The worst thing a free tier can do is waste someone’s time. If you sign up, set up the collector, wait for metrics to flow in, and then discover that the features you actually need are behind a paywall — that is disrespectful of your time. I would rather give you the full product and have you outgrow the infrastructure limits naturally.
What’s Next
I have a long list of features I want to build, but I am intentional about not over-promising a roadmap. The direction is deeper intelligence — more automated analysis, more actionable recommendations, better coverage of the PostgreSQL ecosystem as it evolves.
What I am most interested in right now is feedback from the community. Which features are most valuable to you? What pain points does myDBA not address yet? What would make you switch from your current monitoring setup?

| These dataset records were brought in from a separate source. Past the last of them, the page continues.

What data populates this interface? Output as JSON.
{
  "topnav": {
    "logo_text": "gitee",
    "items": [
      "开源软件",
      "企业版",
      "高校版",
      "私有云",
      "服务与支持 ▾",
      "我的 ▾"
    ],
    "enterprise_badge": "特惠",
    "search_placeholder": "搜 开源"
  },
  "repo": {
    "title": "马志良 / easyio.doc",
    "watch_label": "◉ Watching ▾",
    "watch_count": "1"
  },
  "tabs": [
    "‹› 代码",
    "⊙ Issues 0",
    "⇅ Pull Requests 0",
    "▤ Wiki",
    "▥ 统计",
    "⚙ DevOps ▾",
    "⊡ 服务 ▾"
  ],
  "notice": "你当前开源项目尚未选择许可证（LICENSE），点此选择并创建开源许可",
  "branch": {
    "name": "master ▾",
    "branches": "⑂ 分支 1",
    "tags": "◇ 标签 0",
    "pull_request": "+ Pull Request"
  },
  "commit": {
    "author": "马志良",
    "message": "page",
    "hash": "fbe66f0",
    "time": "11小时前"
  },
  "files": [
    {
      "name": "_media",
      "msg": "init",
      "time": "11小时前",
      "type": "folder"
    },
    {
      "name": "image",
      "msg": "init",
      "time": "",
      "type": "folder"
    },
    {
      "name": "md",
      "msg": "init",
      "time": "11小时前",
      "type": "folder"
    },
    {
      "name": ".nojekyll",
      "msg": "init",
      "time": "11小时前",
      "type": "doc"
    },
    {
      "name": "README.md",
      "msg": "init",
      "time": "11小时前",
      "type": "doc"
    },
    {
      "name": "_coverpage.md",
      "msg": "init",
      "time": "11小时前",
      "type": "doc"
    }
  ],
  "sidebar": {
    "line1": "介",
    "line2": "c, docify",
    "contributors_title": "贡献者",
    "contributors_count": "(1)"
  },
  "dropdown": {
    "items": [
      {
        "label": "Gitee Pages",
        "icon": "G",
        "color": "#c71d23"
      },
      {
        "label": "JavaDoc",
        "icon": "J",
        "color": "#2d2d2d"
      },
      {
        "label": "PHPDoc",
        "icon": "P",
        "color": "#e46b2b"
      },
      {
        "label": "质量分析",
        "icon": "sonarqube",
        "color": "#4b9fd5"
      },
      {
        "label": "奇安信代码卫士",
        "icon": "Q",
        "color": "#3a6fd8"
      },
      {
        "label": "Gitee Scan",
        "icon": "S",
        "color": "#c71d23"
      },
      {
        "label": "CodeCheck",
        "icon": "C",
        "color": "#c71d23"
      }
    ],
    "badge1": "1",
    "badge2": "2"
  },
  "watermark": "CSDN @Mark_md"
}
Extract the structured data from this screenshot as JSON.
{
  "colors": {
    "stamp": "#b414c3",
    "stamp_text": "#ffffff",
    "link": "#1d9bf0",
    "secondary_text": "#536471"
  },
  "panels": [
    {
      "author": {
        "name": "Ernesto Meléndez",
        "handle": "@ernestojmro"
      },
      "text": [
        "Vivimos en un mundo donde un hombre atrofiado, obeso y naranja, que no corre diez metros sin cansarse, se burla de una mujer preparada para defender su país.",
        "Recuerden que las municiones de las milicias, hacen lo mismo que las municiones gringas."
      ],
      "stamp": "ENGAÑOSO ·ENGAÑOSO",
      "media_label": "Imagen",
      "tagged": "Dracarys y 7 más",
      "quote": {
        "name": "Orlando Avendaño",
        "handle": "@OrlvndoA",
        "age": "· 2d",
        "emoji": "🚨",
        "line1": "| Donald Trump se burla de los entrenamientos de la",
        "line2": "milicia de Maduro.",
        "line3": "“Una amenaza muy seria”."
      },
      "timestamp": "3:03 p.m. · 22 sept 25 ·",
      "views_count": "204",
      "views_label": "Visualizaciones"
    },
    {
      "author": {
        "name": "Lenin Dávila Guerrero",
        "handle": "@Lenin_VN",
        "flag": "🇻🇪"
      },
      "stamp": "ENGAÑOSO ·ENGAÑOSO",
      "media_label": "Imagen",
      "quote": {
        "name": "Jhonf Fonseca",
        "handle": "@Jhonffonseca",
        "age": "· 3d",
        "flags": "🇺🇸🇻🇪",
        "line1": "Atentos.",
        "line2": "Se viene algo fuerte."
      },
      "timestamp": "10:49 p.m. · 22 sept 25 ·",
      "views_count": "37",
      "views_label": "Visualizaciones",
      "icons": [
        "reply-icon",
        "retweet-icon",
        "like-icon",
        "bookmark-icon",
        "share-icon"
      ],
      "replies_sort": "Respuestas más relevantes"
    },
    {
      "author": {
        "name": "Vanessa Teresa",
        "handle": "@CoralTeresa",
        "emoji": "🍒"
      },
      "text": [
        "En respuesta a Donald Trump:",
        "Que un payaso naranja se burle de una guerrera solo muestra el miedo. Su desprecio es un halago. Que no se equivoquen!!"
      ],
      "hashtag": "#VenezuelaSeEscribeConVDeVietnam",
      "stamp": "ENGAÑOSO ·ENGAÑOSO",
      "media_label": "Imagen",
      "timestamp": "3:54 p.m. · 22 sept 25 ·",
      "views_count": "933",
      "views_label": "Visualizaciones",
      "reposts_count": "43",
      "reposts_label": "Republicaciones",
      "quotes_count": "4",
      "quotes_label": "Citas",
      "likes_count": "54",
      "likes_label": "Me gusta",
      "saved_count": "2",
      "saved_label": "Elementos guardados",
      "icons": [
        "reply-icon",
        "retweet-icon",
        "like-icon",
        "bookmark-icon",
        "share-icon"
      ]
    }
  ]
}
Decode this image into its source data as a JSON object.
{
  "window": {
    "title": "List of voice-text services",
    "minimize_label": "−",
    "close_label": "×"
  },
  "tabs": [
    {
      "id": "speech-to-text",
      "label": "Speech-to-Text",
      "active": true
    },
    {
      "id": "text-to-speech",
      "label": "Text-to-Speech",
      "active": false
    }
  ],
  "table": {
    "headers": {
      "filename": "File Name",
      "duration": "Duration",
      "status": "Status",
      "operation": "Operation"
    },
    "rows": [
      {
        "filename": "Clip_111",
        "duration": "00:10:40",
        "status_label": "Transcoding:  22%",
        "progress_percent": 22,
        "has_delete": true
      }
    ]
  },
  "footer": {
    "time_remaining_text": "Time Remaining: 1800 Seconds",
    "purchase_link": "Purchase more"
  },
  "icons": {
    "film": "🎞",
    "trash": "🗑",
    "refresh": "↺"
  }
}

If you want to try it, head to myDBA.dev. The free tier takes about five minutes to set up — download the collector binary, point it at your PostgreSQL instance, and metrics start flowing immediately.
PostgreSQL is the most capable open-source database in the world. It has earned monitoring tools that understand it deeply — not generic APM dashboards with a PostgreSQL plugin bolted on as an afterthought. That is what I am building with myDBA.dev, and I think the PostgreSQL community deserves nothing less.